STBY was asked by the Dutch Design Foundation and the National Police to conduct research into the expectations of companies and entrepreneurs who have (regular) contact with the police following incidents (online and offline) related to undermining. Undermining is a catch-all concept that is used to describe the mixing of the underworld and the upper world. Criminals use legal services to carry out illegal activities, such as money laundering, fraud, or drug trafficking and production.
The entrepreneurs and street managers we spoke to for this research regularly see signs of undermining in their industry, shopping street or business park. They experience indirect consequences of undermining in particular, such as the neighborhood or shopping street deteriorating and becoming monotonous in the range of shops and unfair competition.
The research approach consisted of a series of individual interviews with local businesses, complemented with deskresearch. The participants shared their stories with us, which were documented in Journey Maps and Ecosystem Maps. We also used a set of cards with statements about undermining to trigger conversation, and a speculative scenario cards to brainstorm on future improvements.

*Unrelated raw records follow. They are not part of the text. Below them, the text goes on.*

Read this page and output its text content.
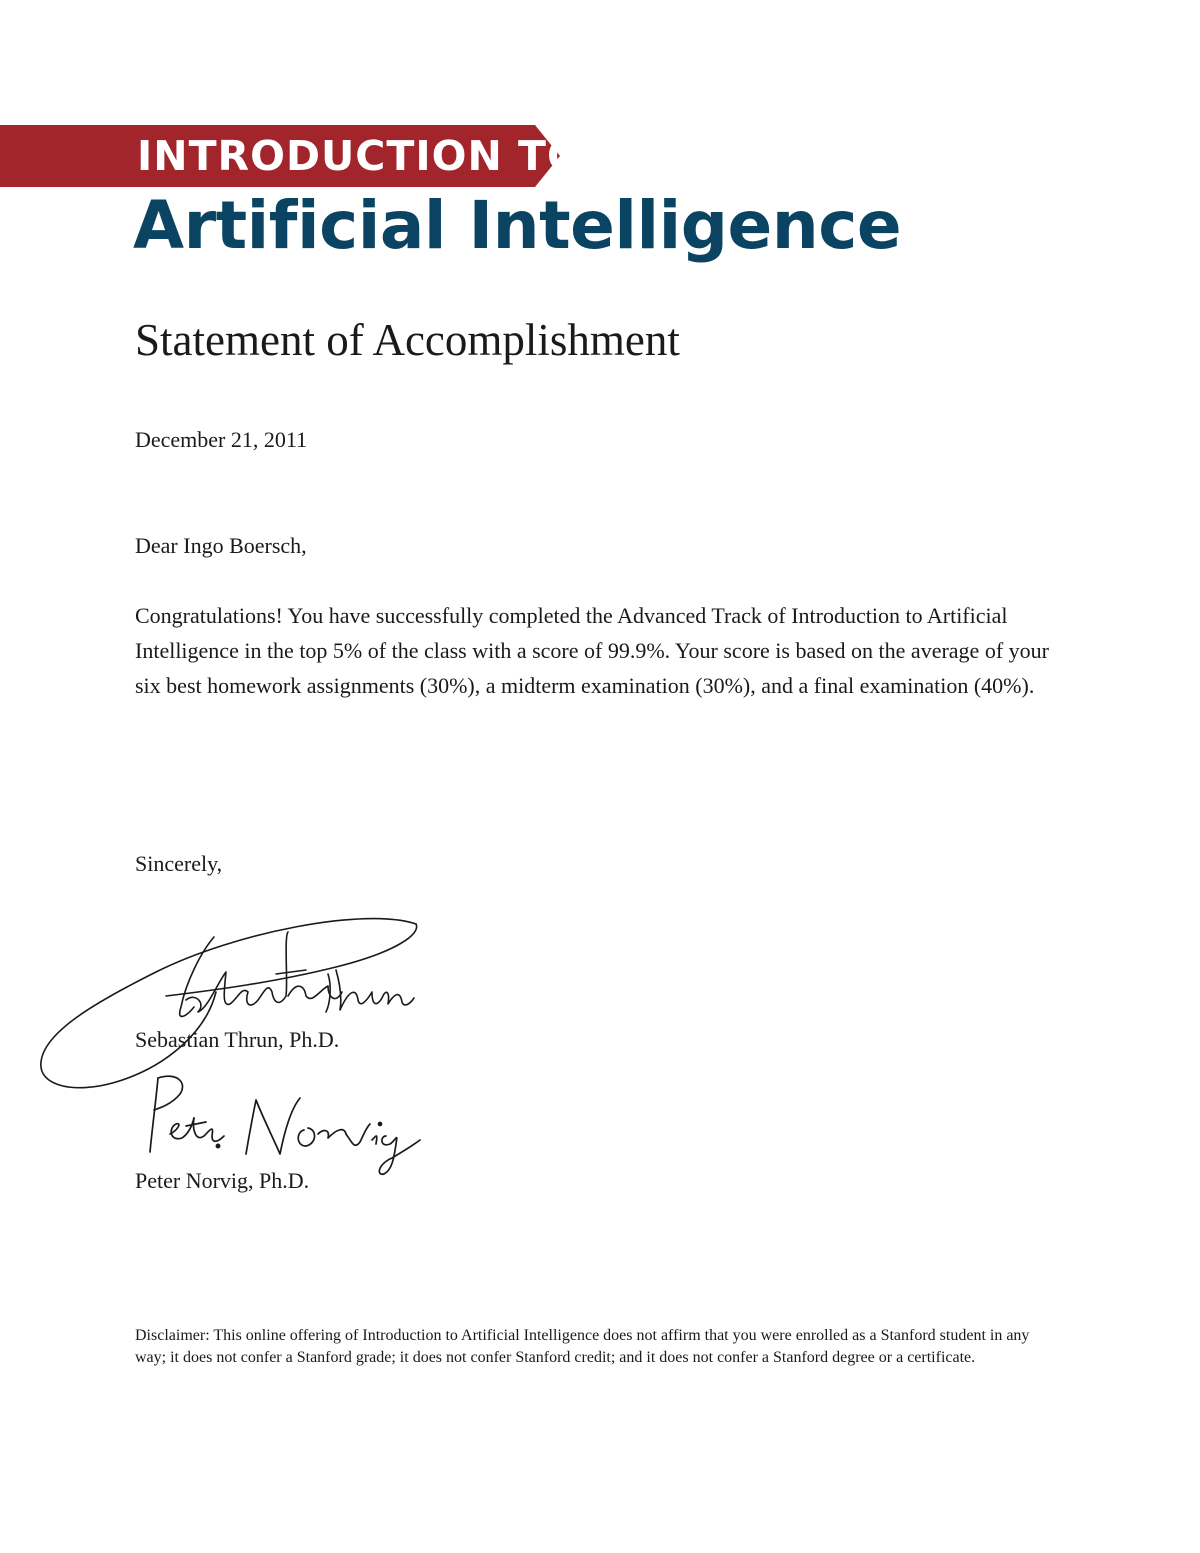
INTRODUCTION TO
Artificial Intelligence
Statement of Accomplishment
December 21, 2011
Dear Ingo Boersch,
Congratulations! You have successfully completed the Advanced Track of Introduction to Artificial Intelligence in the top 5% of the class with a score of 99.9%. Your score is based on the average of your six best homework assignments (30%), a midterm examination (30%), and a final examination (40%).
Sincerely,
Sebastian Thrun, Ph.D.
Peter Norvig, Ph.D.
Disclaimer: This online offering of Introduction to Artificial Intelligence does not affirm that you were enrolled as a Stanford student in any way; it does not confer a Stanford grade; it does not confer Stanford credit; and it does not confer a Stanford degree or a certificate.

This resulted in a report and a ‘visual essay’, two deliverables from this project. The visual essay (see below), aimed to convey the results to a wide audience in an engaging way. We used an important finding during the research as our conceptual starting point: Undermining mixes the underworld and the upper world to a level that the difference is not easy to see for most people. So we created a map of our design research process as well as key insights and quotes from participants about the underworld and the upper world, in two colours. Red for the underworld and blue for the upper world. They are mixed up on the poster, but if you use blue or red coloured glasses, provided at the exhibition where we showed the poster, you clearly see one or the other. Report and visual essay were used by Dutch Design Foundation as input for their What If Labs during Dutch Design Week 2020.